A well‐characterized example of a susceptibility locus is that of the apolipoprotein E (APOE) gene and Alzheimer disease (AD). The APOE gene on chromosome 19 has three different alleles, scored as 2, 3, and 4, which occur with frequencies 6%, 78%, and 16% in most European populations, respectively (e.g. Saunders et al. 1993). These alleles differ in their DNA sequence by only one base at codons 112 and/or 158 (Figure 2.11). The APOE 4 allele increases risk and decreases age of onset in familial and sporadic late‐onset AD and early‐onset sporadic AD. The 2 allele has been shown to be protective to some extent for risk to develop AD (Corder et al. 1994, 1995a,b; Farrer et al. 1997). It is important to note that for APOE and AD, the 4 allele is not by itself sufficient or necessary for the development of AD but has been shown to be associated with increased susceptibility to AD.

Table 2.4 Salient features of human repeat expansion diseases.

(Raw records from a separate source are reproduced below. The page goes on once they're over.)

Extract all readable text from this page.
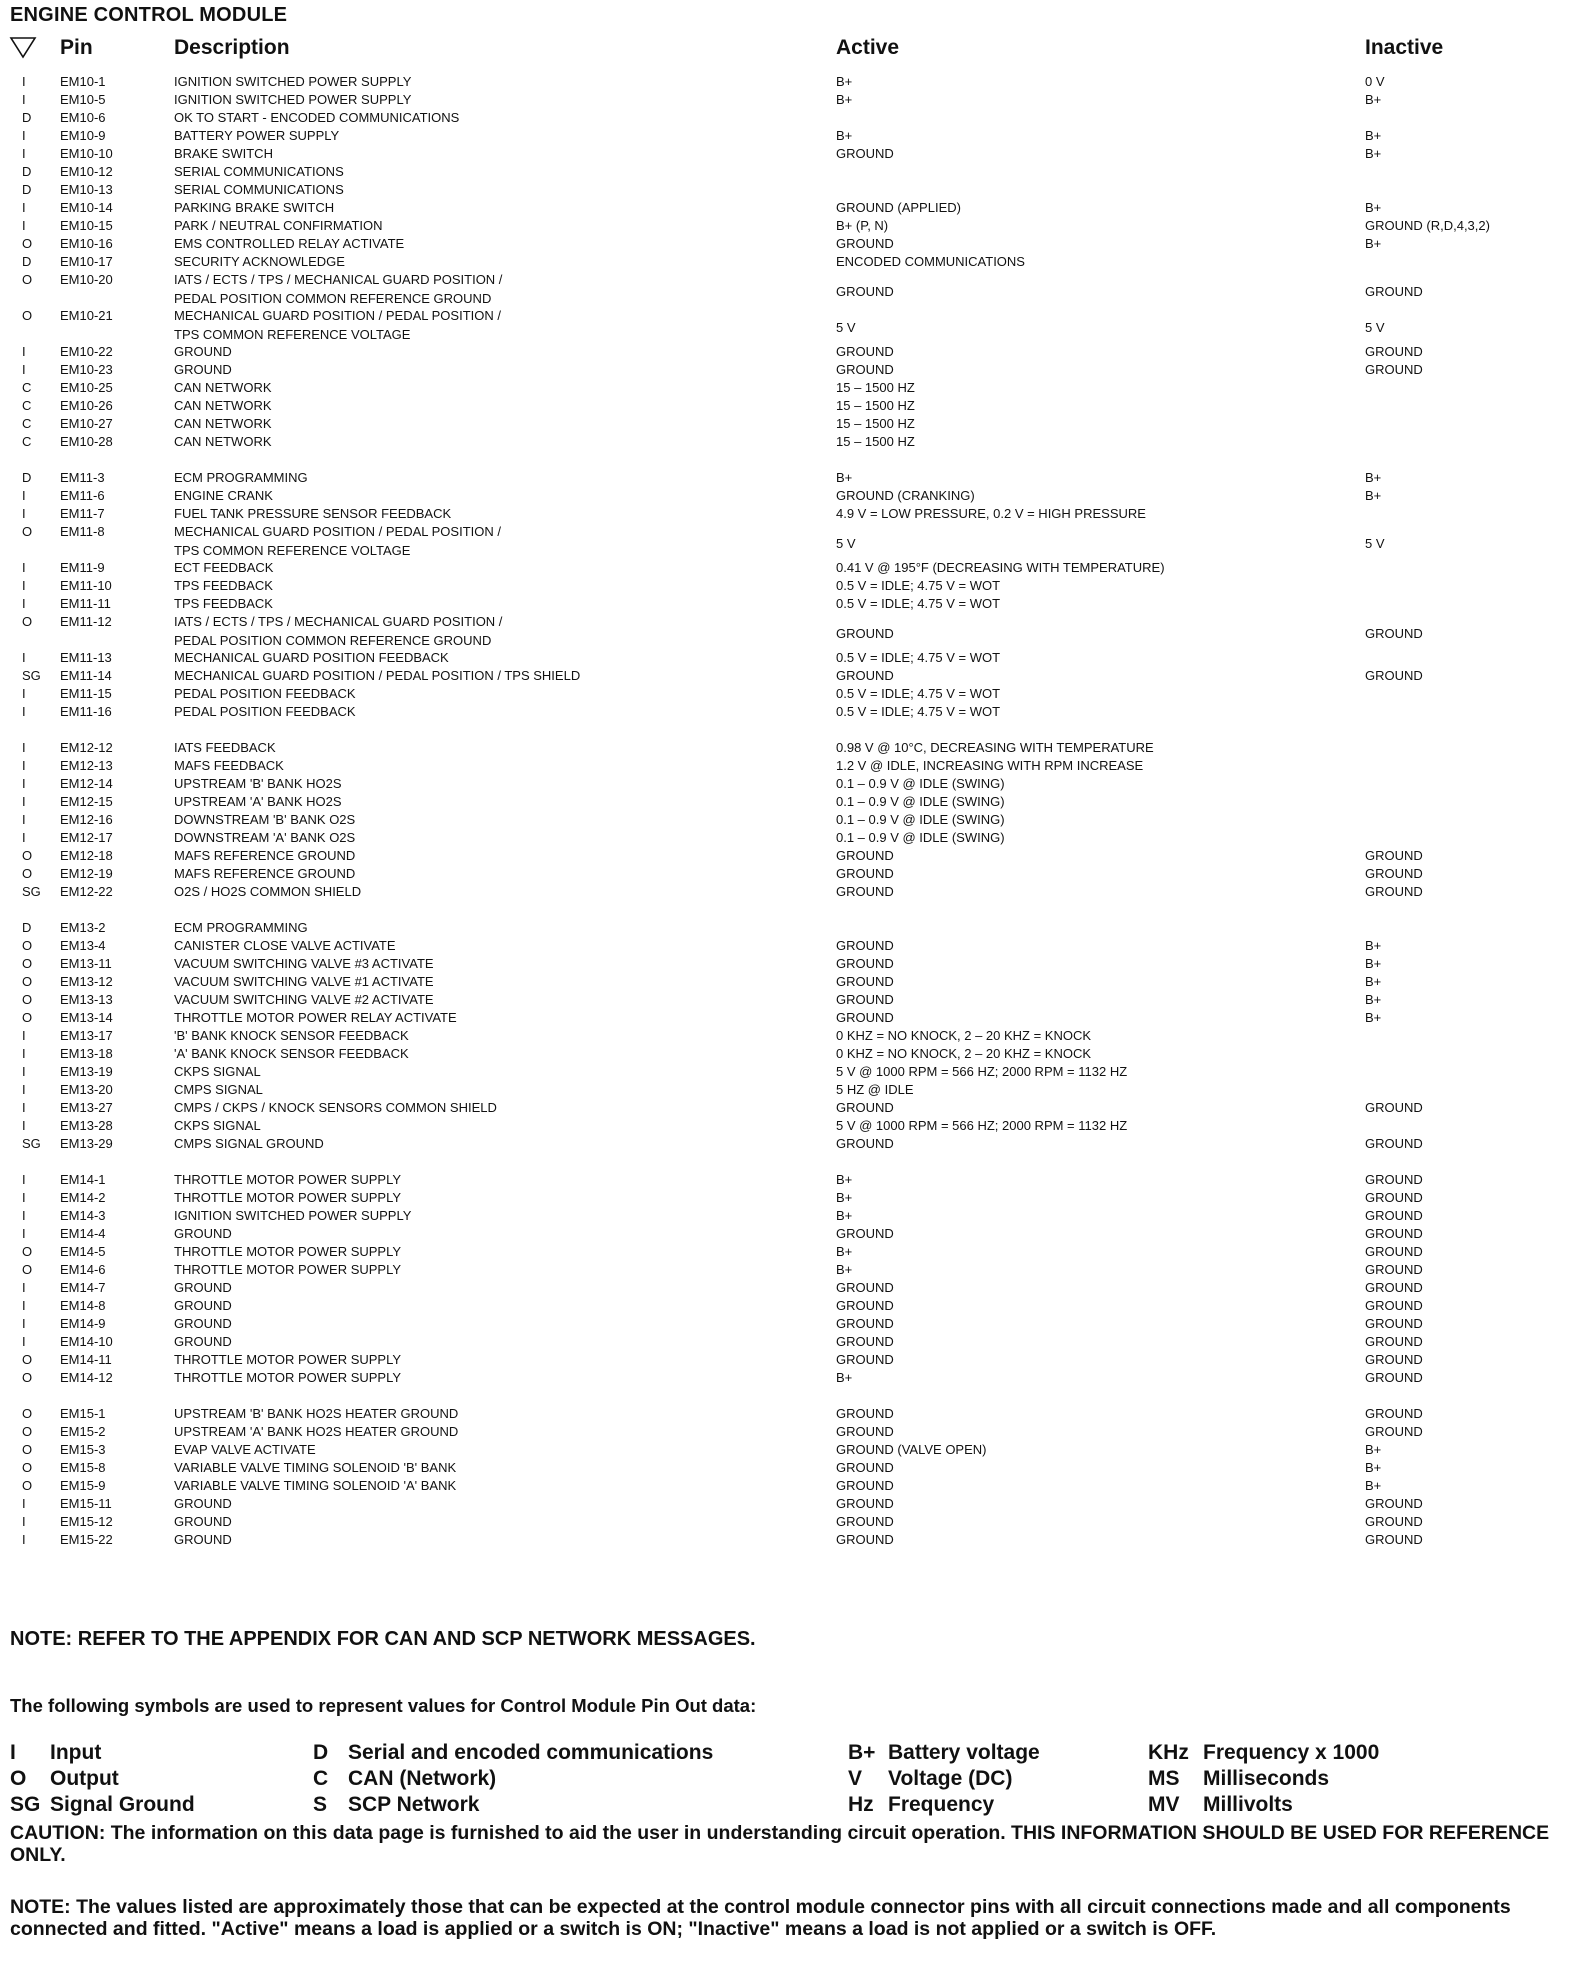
ENGINE CONTROL MODULE
Pin	Description	Active	Inactive
I	EM10-1	IGNITION SWITCHED POWER SUPPLY	B+	0 V
I	EM10-5	IGNITION SWITCHED POWER SUPPLY	B+	B+
D EM10-6	OK TO START - ENCODED COMMUNICATIONS
I	EM10-9	BATTERY POWER SUPPLY	B+	B+
I	EM10-10	BRAKE SWITCH	GROUND	B+
D EM10-12	SERIAL COMMUNICATIONS
D EM10-13	SERIAL COMMUNICATIONS
I	EM10-14	PARKING BRAKE SWITCH	GROUND (APPLIED)	B+
I	EM10-15	PARK / NEUTRAL CONFIRMATION	B+ (P, N)	GROUND (R,D,4,3,2)
O EM10-16	EMS CONTROLLED RELAY ACTIVATE	GROUND	B+
D EM10-17	SECURITY ACKNOWLEDGE	ENCODED COMMUNICATIONS
O EM10-20	IATS / ECTS / TPS / MECHANICAL GUARD POSITION /
PEDAL POSITION COMMON REFERENCE GROUND	GROUND	GROUND
O EM10-21	MECHANICAL GUARD POSITION / PEDAL POSITION /
TPS COMMON REFERENCE VOLTAGE	5 V	5 V
I	EM10-22	GROUND	GROUND	GROUND
I	EM10-23	GROUND	GROUND	GROUND
C EM10-25	CAN NETWORK	15 – 1500 HZ
C EM10-26	CAN NETWORK	15 – 1500 HZ
C EM10-27	CAN NETWORK	15 – 1500 HZ
C EM10-28	CAN NETWORK	15 – 1500 HZ
D EM11-3	ECM PROGRAMMING	B+	B+
I	EM11-6	ENGINE CRANK	GROUND (CRANKING)	B+
I	EM11-7	FUEL TANK PRESSURE SENSOR FEEDBACK	4.9 V = LOW PRESSURE, 0.2 V = HIGH PRESSURE
O EM11-8	MECHANICAL GUARD POSITION / PEDAL POSITION /
TPS COMMON REFERENCE VOLTAGE	5 V	5 V
I	EM11-9	ECT FEEDBACK	0.41 V @ 195°F (DECREASING WITH TEMPERATURE)
I	EM11-10	TPS FEEDBACK	0.5 V = IDLE; 4.75 V = WOT
I	EM11-11	TPS FEEDBACK	0.5 V = IDLE; 4.75 V = WOT
O EM11-12	IATS / ECTS / TPS / MECHANICAL GUARD POSITION /
PEDAL POSITION COMMON REFERENCE GROUND	GROUND	GROUND
I	EM11-13	MECHANICAL GUARD POSITION FEEDBACK	0.5 V = IDLE; 4.75 V = WOT
SG EM11-14	MECHANICAL GUARD POSITION / PEDAL POSITION / TPS SHIELD	GROUND	GROUND
I	EM11-15	PEDAL POSITION FEEDBACK	0.5 V = IDLE; 4.75 V = WOT
I	EM11-16	PEDAL POSITION FEEDBACK	0.5 V = IDLE; 4.75 V = WOT
I	EM12-12	IATS FEEDBACK	0.98 V @ 10°C, DECREASING WITH TEMPERATURE
I	EM12-13	MAFS FEEDBACK	1.2 V @ IDLE, INCREASING WITH RPM INCREASE
I	EM12-14	UPSTREAM 'B' BANK HO2S	0.1 – 0.9 V @ IDLE (SWING)
I	EM12-15	UPSTREAM 'A' BANK HO2S	0.1 – 0.9 V @ IDLE (SWING)
I	EM12-16	DOWNSTREAM 'B' BANK O2S	0.1 – 0.9 V @ IDLE (SWING)
I	EM12-17	DOWNSTREAM 'A' BANK O2S	0.1 – 0.9 V @ IDLE (SWING)
O EM12-18	MAFS REFERENCE GROUND	GROUND	GROUND
O EM12-19	MAFS REFERENCE GROUND	GROUND	GROUND
SG EM12-22	O2S / HO2S COMMON SHIELD	GROUND	GROUND
D EM13-2	ECM PROGRAMMING
O EM13-4	CANISTER CLOSE VALVE ACTIVATE	GROUND	B+
O EM13-11	VACUUM SWITCHING VALVE #3 ACTIVATE	GROUND	B+
O EM13-12	VACUUM SWITCHING VALVE #1 ACTIVATE	GROUND	B+
O EM13-13	VACUUM SWITCHING VALVE #2 ACTIVATE	GROUND	B+
O EM13-14	THROTTLE MOTOR POWER RELAY ACTIVATE	GROUND	B+
I	EM13-17	'B' BANK KNOCK SENSOR FEEDBACK	0 KHZ = NO KNOCK, 2 – 20 KHZ = KNOCK
I	EM13-18	'A' BANK KNOCK SENSOR FEEDBACK	0 KHZ = NO KNOCK, 2 – 20 KHZ = KNOCK
I	EM13-19	CKPS SIGNAL	5 V @ 1000 RPM = 566 HZ; 2000 RPM = 1132 HZ
I	EM13-20	CMPS SIGNAL	5 HZ @ IDLE
I	EM13-27	CMPS / CKPS / KNOCK SENSORS COMMON SHIELD	GROUND	GROUND
I	EM13-28	CKPS SIGNAL	5 V @ 1000 RPM = 566 HZ; 2000 RPM = 1132 HZ
SG EM13-29	CMPS SIGNAL GROUND	GROUND	GROUND
I	EM14-1	THROTTLE MOTOR POWER SUPPLY	B+	GROUND
I	EM14-2	THROTTLE MOTOR POWER SUPPLY	B+	GROUND
I	EM14-3	IGNITION SWITCHED POWER SUPPLY	B+	GROUND
I	EM14-4	GROUND	GROUND	GROUND
O EM14-5	THROTTLE MOTOR POWER SUPPLY	B+	GROUND
O EM14-6	THROTTLE MOTOR POWER SUPPLY	B+	GROUND
I	EM14-7	GROUND	GROUND	GROUND
I	EM14-8	GROUND	GROUND	GROUND
I	EM14-9	GROUND	GROUND	GROUND
I	EM14-10	GROUND	GROUND	GROUND
O EM14-11	THROTTLE MOTOR POWER SUPPLY	GROUND	GROUND
O EM14-12	THROTTLE MOTOR POWER SUPPLY	B+	GROUND
O EM15-1	UPSTREAM 'B' BANK HO2S HEATER GROUND	GROUND	GROUND
O EM15-2	UPSTREAM 'A' BANK HO2S HEATER GROUND	GROUND	GROUND
O EM15-3	EVAP VALVE ACTIVATE	GROUND (VALVE OPEN)	B+
O EM15-8	VARIABLE VALVE TIMING SOLENOID 'B' BANK	GROUND	B+
O EM15-9	VARIABLE VALVE TIMING SOLENOID 'A' BANK	GROUND	B+
I	EM15-11	GROUND	GROUND	GROUND
I	EM15-12	GROUND	GROUND	GROUND
I	EM15-22	GROUND	GROUND	GROUND
NOTE: REFER TO THE APPENDIX FOR CAN AND SCP NETWORK MESSAGES.
The following symbols are used to represent values for Control Module Pin Out data:
I Input
O Output
SG Signal Ground
D Serial and encoded communications
C CAN (Network)
S SCP Network
B+ Battery voltage
V Voltage (DC)
Hz Frequency
KHz Frequency x 1000
MS Milliseconds
MV Millivolts
CAUTION: The information on this data page is furnished to aid the user in understanding circuit operation. THIS INFORMATION SHOULD BE USED FOR REFERENCE ONLY.
NOTE: The values listed are approximately those that can be expected at the control module connector pins with all circuit connections made and all components connected and fitted. "Active" means a load is applied or a switch is ON; "Inactive" means a load is not applied or a switch is OFF.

Condition Gene symbol Repeat type Repeat localization Repeat number abnormal range Inheritance pattern Clinical features
Fragile X syndrome FRAXA CGG 5’ Untranslated region 200–1000 (premutation range of 52–200) X‐linked Moderate to severe mental retardation, behavioral abnormalities, macroorchidism, large ears, and prominent jaw
Huntington disease (HD) HD CAG Open reading frame >36 (premutation range 27–35) Autosomal dominant; expansion more common in paternal allele Choreiform movements, dystonia, psychiatric illness, cognitive decline, dementia
Myotonic dystrophy DM1 CTG 3’ Untranslated region Mild: 50–150 Classic: ~100–1000 Congenital: >2000 Autosomal dominant; expansion more common in maternal allele Weakness, myotonia, ptosis, cataracts, cardiac arrhythmia; endocrine abnormalities, frontal balding
Friedrich Ataxia FXN GAA Intron 66–1700 uninterrupted repeats (premutation range of 34–65 uninterrupted repeats) Autosomal recessive Ataxia, sensory loss, weakness, diabetes mellitus, cardiomyopathy

Figure 2.11 Single base pair changes in exon 4 of APOE define the 2, 3, and 4 alleles at this locus.